The bounty of the early snowstorm, paired with ideal temperatures for snowmaking, afforded the resort a head-start into the 2014-2015 winter season, beating the opening days of many competitors farther north.
Sugar Mountain officially opened on Nov. 2, the second earliest opening on record, just behind the Oct. 31 record set two years ago.
"It's exciting to get the winter season started early," Owner and President Gunther Jochl said.
The storm delivered more than a foot of snow to parts of the southern Appalachians, setting a new date for the earliest snowfall in recorded history for Columbia, South Carolina.

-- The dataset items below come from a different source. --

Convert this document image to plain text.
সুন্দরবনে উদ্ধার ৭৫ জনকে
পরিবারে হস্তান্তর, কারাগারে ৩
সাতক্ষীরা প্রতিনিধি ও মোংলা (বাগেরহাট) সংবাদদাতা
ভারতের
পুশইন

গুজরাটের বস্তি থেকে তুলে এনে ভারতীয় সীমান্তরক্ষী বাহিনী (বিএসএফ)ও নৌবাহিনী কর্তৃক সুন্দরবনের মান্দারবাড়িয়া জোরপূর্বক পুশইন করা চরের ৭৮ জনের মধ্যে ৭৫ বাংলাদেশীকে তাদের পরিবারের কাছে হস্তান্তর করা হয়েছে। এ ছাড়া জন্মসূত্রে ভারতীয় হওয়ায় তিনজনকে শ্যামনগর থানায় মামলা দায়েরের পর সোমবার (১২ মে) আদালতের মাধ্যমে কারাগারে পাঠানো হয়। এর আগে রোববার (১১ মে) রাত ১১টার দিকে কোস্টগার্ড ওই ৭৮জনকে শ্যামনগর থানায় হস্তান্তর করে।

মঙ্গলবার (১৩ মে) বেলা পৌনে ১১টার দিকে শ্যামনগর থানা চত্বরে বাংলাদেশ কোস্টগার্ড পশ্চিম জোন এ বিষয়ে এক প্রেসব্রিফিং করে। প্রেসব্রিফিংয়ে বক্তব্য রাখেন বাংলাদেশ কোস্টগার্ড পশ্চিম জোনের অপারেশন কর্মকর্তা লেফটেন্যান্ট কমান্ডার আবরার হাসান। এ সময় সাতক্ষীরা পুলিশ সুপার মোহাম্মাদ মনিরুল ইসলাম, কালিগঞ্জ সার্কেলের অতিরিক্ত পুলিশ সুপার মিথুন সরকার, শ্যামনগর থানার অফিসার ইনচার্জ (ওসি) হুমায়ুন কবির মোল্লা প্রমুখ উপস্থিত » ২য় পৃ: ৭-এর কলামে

"This was unusual because it occurred right at the start of November," AccuWeather.com Lead Long-Range Forecaster Paul Pastelok said.
"To get a storm this early that far south is pretty impressive. It's more typical of late November into early December," he said.
Sugar Mountain was one of two resorts in the state to take the risk of opening early, despite temperatures forecast to waffle back and forth through the middle of November. Highs could again rise into the 60s at times.
Farther north, two New England resorts also committed to opening this week after double-digit snow totals broke new early-season records in some areas.
Sunday River Resort opened a single expert-level trail on Monday, with plans to then close again through Friday in order to make snow for the weekend.
Killington Resort in Vermont also opened to season pass holders Monday, with the general public opening on Tuesday.
"This is no surprise and we typically see northern New England skiing any time around Halloween," Andrew Davis, media partnerships director for Snocountry Ski Areas Association said.
"There is some friendly competition to open first and begin to offer the most open terrain. But a resort will let the weather dictate if they are going to commit the resources to making snow...," he said.